Image Stitching with Feature Matching and RANSAC

¶ 1. Introduction

Image stitching means combining two photos into a new photo by aligning their overlapping regions.

兩張照片合成

The figure above is a classic textbook example: it merges two mountain photos based on their overlapping part.

One common stitching approach is to detect key points (keypoints) in both images and perform feature matching based on them.

keypoints

After feature matching, we use RANSAC (Random Sample Consensus) on the matched keypoints to estimate the homography (planar projective transform) between the two images. With that, we can stitch the two photos together.

¶ 2. Principles

¶ 2.1 Keypoints and Descriptors

Key points (Key Points) are distinctive points in an image. They are also called feature points or interest points. As mentioned earlier, we find feature points in both images and compare them, so the first step is to detect these feature points.

Good feature points should be distinctive and not easily confused with other points. Images roughly consist of flat regions, edges, and corners, and corners are usually the most informative. So one way to detect feature points is to detect corners, such as the classic Harris Corner Detector. There are many other algorithms as well, such as Hessian affine region detector, MSER, SIFT, SURF, etc.

Although Harris Corner can detect corners effectively and is rotation-invariant, it cannot handle scale changes. This is why SIFT (Scale Invariant Feature Transform) was introduced. SURF (Speeded Up Robust Features) aims to speed up computation. It can be about three times faster than SIFT, but it typically detects fewer feature points.

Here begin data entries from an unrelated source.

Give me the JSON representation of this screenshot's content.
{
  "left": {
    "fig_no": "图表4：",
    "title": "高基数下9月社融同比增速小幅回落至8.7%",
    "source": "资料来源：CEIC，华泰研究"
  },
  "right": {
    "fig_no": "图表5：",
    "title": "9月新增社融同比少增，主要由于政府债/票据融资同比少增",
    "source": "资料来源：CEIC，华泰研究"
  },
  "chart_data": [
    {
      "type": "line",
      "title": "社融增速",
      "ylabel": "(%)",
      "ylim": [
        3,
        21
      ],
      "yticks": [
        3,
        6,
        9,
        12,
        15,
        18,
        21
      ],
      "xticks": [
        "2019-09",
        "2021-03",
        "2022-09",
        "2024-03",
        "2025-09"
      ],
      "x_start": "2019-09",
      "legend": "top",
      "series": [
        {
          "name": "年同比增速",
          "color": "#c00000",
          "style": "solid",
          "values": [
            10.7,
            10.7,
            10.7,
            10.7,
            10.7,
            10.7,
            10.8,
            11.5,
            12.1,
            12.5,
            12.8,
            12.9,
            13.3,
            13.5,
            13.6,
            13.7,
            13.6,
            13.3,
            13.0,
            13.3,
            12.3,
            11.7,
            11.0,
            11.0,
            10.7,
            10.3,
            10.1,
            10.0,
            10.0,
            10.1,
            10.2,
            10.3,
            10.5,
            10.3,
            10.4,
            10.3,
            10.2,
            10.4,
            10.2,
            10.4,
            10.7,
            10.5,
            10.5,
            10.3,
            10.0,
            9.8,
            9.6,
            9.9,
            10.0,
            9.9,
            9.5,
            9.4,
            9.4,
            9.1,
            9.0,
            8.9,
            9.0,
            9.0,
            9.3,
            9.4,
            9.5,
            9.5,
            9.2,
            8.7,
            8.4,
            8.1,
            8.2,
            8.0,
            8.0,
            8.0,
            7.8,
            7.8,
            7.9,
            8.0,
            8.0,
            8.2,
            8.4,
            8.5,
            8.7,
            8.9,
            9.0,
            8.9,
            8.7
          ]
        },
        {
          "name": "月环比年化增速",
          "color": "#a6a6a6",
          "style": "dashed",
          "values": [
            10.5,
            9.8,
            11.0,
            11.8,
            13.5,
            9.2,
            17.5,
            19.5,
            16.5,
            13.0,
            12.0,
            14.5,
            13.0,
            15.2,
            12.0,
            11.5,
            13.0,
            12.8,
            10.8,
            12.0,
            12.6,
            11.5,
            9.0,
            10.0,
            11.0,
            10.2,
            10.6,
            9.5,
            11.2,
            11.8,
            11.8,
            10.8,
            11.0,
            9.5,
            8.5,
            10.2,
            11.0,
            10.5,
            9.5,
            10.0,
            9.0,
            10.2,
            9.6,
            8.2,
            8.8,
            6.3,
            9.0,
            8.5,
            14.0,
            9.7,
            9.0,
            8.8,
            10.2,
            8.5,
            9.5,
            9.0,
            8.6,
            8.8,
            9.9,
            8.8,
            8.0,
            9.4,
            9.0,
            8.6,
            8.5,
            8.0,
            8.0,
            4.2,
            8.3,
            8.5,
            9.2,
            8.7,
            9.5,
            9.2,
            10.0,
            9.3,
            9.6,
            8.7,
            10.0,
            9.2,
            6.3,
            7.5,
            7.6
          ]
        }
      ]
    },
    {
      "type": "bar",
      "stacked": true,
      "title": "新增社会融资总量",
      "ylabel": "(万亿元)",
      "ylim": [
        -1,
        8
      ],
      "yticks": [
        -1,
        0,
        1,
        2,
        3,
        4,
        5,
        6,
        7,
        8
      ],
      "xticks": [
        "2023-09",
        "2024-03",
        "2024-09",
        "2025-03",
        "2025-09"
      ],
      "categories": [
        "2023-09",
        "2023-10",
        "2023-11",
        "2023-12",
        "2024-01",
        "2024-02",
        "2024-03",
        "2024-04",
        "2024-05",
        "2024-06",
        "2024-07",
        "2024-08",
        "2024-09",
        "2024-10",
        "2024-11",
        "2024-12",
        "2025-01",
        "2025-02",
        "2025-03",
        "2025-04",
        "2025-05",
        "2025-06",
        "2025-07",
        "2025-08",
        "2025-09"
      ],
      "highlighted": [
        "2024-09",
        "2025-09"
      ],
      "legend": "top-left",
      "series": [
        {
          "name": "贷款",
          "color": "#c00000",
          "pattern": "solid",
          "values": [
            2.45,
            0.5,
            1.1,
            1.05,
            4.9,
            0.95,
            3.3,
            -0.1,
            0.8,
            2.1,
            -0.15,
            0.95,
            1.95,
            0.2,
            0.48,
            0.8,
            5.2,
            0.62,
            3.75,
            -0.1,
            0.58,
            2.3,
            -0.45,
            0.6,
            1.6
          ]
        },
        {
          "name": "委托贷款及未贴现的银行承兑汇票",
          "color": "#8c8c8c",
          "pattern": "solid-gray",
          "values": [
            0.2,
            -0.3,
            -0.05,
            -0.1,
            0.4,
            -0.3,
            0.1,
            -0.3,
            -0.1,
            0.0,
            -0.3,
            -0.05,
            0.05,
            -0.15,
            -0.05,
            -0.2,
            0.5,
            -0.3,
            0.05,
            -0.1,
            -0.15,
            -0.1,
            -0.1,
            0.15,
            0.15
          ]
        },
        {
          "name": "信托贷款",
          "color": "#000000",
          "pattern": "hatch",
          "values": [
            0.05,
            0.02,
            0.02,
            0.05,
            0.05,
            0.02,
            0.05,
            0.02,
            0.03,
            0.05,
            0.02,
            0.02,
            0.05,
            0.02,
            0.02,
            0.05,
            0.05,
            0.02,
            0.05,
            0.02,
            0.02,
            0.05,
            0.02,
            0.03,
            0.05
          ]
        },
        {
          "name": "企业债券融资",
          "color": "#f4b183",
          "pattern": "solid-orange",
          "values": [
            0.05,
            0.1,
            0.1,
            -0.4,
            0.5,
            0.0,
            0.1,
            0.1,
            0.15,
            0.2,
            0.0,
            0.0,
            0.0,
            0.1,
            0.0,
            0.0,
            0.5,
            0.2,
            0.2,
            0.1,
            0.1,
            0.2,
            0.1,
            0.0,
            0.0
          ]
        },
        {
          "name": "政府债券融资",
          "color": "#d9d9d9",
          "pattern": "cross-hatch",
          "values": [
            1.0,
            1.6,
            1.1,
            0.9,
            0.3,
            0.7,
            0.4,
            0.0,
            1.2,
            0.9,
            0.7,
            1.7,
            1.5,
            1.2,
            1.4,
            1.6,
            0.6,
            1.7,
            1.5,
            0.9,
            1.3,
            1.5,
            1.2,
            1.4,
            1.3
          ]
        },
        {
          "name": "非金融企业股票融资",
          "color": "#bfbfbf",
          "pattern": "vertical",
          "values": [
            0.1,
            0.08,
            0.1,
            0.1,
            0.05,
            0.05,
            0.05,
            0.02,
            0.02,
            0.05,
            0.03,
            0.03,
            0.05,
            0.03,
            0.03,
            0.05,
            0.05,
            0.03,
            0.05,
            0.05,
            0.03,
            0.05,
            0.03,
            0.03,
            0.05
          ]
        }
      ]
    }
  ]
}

After finding feature points, we compute a feature description for the region around each feature point. The computed result is called a descriptor. The most widely used descriptor is SIFT (which can detect keypoints and compute descriptors). The basic idea is: take a 16×16 window around the keypoint, split it into 4×4 blocks, compute an orientation histogram for each block, and thus obtain a 128-dimensional descriptor. See the figure below:

Many algorithms can produce both keypoints and descriptors, such as MSER, SIFT, and SURF. Each has its strengths. For keypoint detection, corner detectors often give more accurate keypoint locations. SIFT and SURF can detect more feature points and are scale-invariant. For descriptors, MSER’s descriptors can be more distinctive and reduce matching errors later. SIFT or SUFT is relatively more flexible and can tolerate larger errors.

¶ 2.2 Feature Matching

Each photo has many feature points. We need to perform feature matching to find corresponding pairs. Matching methods include brute-force matching and FLANN (D Arul Suju, Hancy Jose, 2017), etc.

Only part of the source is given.